Bijna zeventien jaar heeft Dik Binnendijk in de Vogelenbuurt gewoond op Bellamystraat 11 bis. Zo’n zeven jaar huurde hij eerst een kamer bij ‘opoe’, zijn hospita. Na haar dood woonde hij vanaf mei 1977 met andere studenten in het bovenhuis. In de (onregelmatig verschijnende) serie ‘Bellamytjes’ haalt Dik herinneringen op uit die tijd. 
   

Dik Binnendijk – Gert was een week geleden nog bij me in Utrecht. Ik heb voor hem gekookt. Hij woont in Den Haag en is de enige oud-Bellamystraat-11bis-bewoner die ik nog regelmatig zie. We wandelen veel, maar de laatste tijd zit daar wat de klad in. Tweeëneenhalf jaar geleden zijn we begonnen met het Trekvogelpad. Dit lange-afstand-wandelpad van zo’n 400 km loopt van Bergen aan Zee naar Enschede. De laatste keer zijn we geëindigd in Soest-Zuid. In november moet het er maar weer eens van komen: twee dagen achter elkaar wandelen en onderweg slapen in een hotel of B&B. Dat regel ik meestal.

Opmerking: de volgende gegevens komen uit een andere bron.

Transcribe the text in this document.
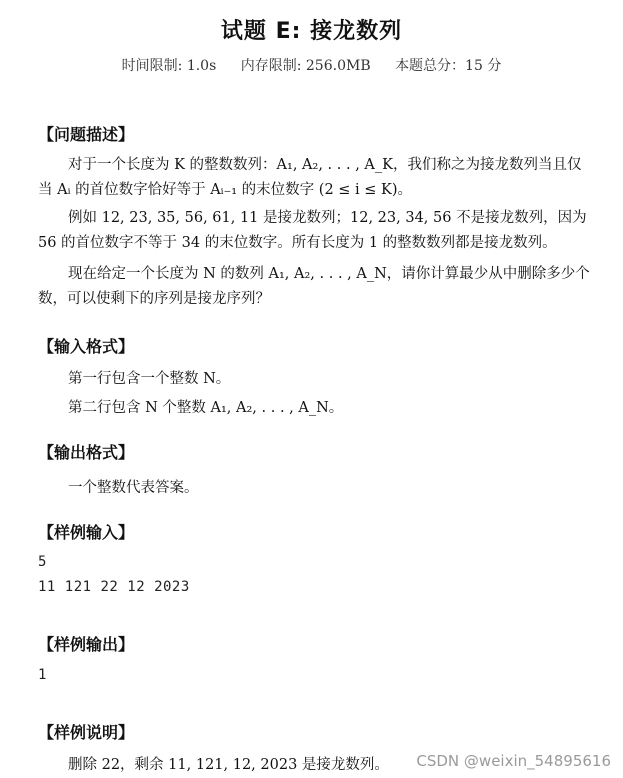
试题 E: 接龙数列
时间限制: 1.0s 内存限制: 256.0MB 本题总分：15 分
【问题描述】
对于一个长度为 K 的整数数列：A₁, A₂, . . . , A_K，我们称之为接龙数列当且仅当 Aᵢ 的首位数字恰好等于 Aᵢ₋₁ 的末位数字 (2 ≤ i ≤ K)。
例如 12, 23, 35, 56, 61, 11 是接龙数列；12, 23, 34, 56 不是接龙数列，因为 56 的首位数字不等于 34 的末位数字。所有长度为 1 的整数数列都是接龙数列。
现在给定一个长度为 N 的数列 A₁, A₂, . . . , A_N，请你计算最少从中删除多少个数，可以使剩下的序列是接龙序列？
【输入格式】
第一行包含一个整数 N。
第二行包含 N 个整数 A₁, A₂, . . . , A_N。
【输出格式】
一个整数代表答案。
【样例输入】
5
11 121 22 12 2023
【样例输出】
1
【样例说明】
删除 22，剩余 11, 121, 12, 2023 是接龙数列。 CSDN @weixin_54895616
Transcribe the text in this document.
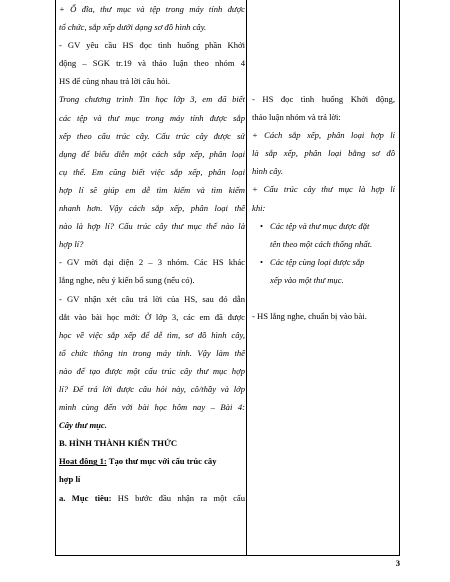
+ Ổ đĩa, thư mục và tệp trong máy tính được
tổ chức, sắp xếp dưới dạng sơ đồ hình cây.
- GV yêu cầu HS đọc tình huống phần Khởi
động – SGK tr.19 và thảo luận theo nhóm 4
HS để cùng nhau trả lời câu hỏi.
Trong chương trình Tin học lớp 3, em đã biết
các tệp và thư mục trong máy tính được sắp
xếp theo cấu trúc cây. Cấu trúc cây được sử
dụng để biểu diễn một cách sắp xếp, phân loại
cụ thể. Em cũng biết việc sắp xếp, phân loại
hợp lí sẽ giúp em dễ tìm kiếm và tìm kiếm
nhanh hơn. Vậy cách sắp xếp, phân loại thế
nào là hợp lí? Cấu trúc cây thư mục thế nào là
hợp lí?
- GV mời đại diện 2 – 3 nhóm. Các HS khác
lắng nghe, nêu ý kiến bổ sung (nếu có).
- GV nhận xét câu trả lời của HS, sau đó dẫn
dắt vào bài học mới: Ở lớp 3, các em đã được
học về việc sắp xếp để dễ tìm, sơ đồ hình cây,
tổ chức thông tin trong máy tính. Vậy làm thế
nào để tạo được một cấu trúc cây thư mục hợp
lí? Để trả lời được câu hỏi này, cô/thầy và lớp
mình cùng đến với bài học hôm nay – Bài 4:
Cây thư mục.
B. HÌNH THÀNH KIẾN THỨC
Hoạt động 1: Tạo thư mục với cấu trúc cây
hợp lí
a. Mục tiêu: HS bước đầu nhận ra một cấu
- HS đọc tình huống Khởi động,
thảo luận nhóm và trả lời:
+ Cách sắp xếp, phân loại hợp lí
là sắp xếp, phân loại bằng sơ đồ
hình cây.
+ Cấu trúc cây thư mục là hợp lí
khi:
• Các tệp và thư mục được đặt
tên theo một cách thống nhất.
• Các tệp cùng loại được sắp
xếp vào một thư mục.
- HS lắng nghe, chuẩn bị vào bài.
3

Met Gert heb ik tot midden 1983 vijf jaar in het bovenhuis gewoond. Toch heeft het een tijdje geduurd voordat we aan elkaar gewend waren. We zijn nogal verschillend. Hij was in Delft afgestudeerd in de planologie. Na zijn vervangende dienstplicht is hij andragologie in Utrecht gaan studeren, een studie die zich bezighield met de opvoeding en vorming van volwassenen. ‘Bezighield’ omdat andragologie niet meer bestaat als zelfstandige wetenschap. 

Dik & Gert en een zieltje. Foto: Gert Evers (september 2017)

Gert kan goed luisteren en de juiste vragen stellen om bijvoorbeeld iemand op sociaal en psychisch gebied verder te helpen. Hij kan zo goed aan iemands zieltje zitten pielen. Ook aan de mijne. Ik ben in wezen een gesloten persoon. Als iemand toen iets vervelends zei of dingen deed die ik niet leuk vond, dan zei ik er niets van. Ik sloeg het op - of beter gezegd - ik kropte het op, maar ik vergat niets. En dat opkroppen ging weken door, totdat er opeens een uitbarsting kwam richting de ander. 

Maar je kon wel merken, dat me iets dwars zat. Zo borrelde er altijd wel een cynische opmerking op, die de ander vaak niet goed kon plaatsen. Als iemand iets daarover zei, was mijn antwoord: “Nee, hoor. Er is niets!” En dan uiteindelijk kwam de bekende druppel die de emmer deed overlopen. Over mijn ‘slachtoffer’ goot ik dan een bak met verwijten leeg: een hele strontlading aan opgeslagen, negatieve energie. “En toen zei je dat, maar je bedoelde dat, en je beloofde x maar dat heb je niet gedaan... je laat alles rondslingeren... je maakt wc niet schoon.. je staat uren onder de douche...” enzovoort, enzovoort, enzovoort.

Gert heeft regelmatig zo’n bak ellende over zich heen gehad. “Ik kan daar echt niets mee. Van veel van die verwijten herinner ik me gewoon niets meer.... Probeer als je iets dwars zit, dat onmiddellijk te uiten. Hoe onbeholpen het misschien ook gaat. Kijk, dan kan ik daarop reageren. Als je jouw ongenoegen uit, loop je er ook niet zo lang mee rond. Dingen die onduidelijk zijn, kunnen zo snel opgehelderd worden. Dan ben je daarvan af. Zo bouw je geen negatieve energie op en lig je daarover niet te malen in jouw bed...” 

En dat is natuurlijk allemaal waar, maar Gert gelijk geven... nee! Dat kostte wel enige tijd en strijd. Gelukkig heb ik inmiddels geleerd veel sneller te reageren op iets dat me niet bevalt. En of dat ‘leren’ allemaal op de Bellamystraat is gebeurd, weet ik niet. In ieder geval is daar de basis tot verandering gelegd. Enorme bakken stront stort ik niet meer over iemand heen. Tenminste dat hoop ik, want anders moet er nog wat worden gepield aan dat zieltje.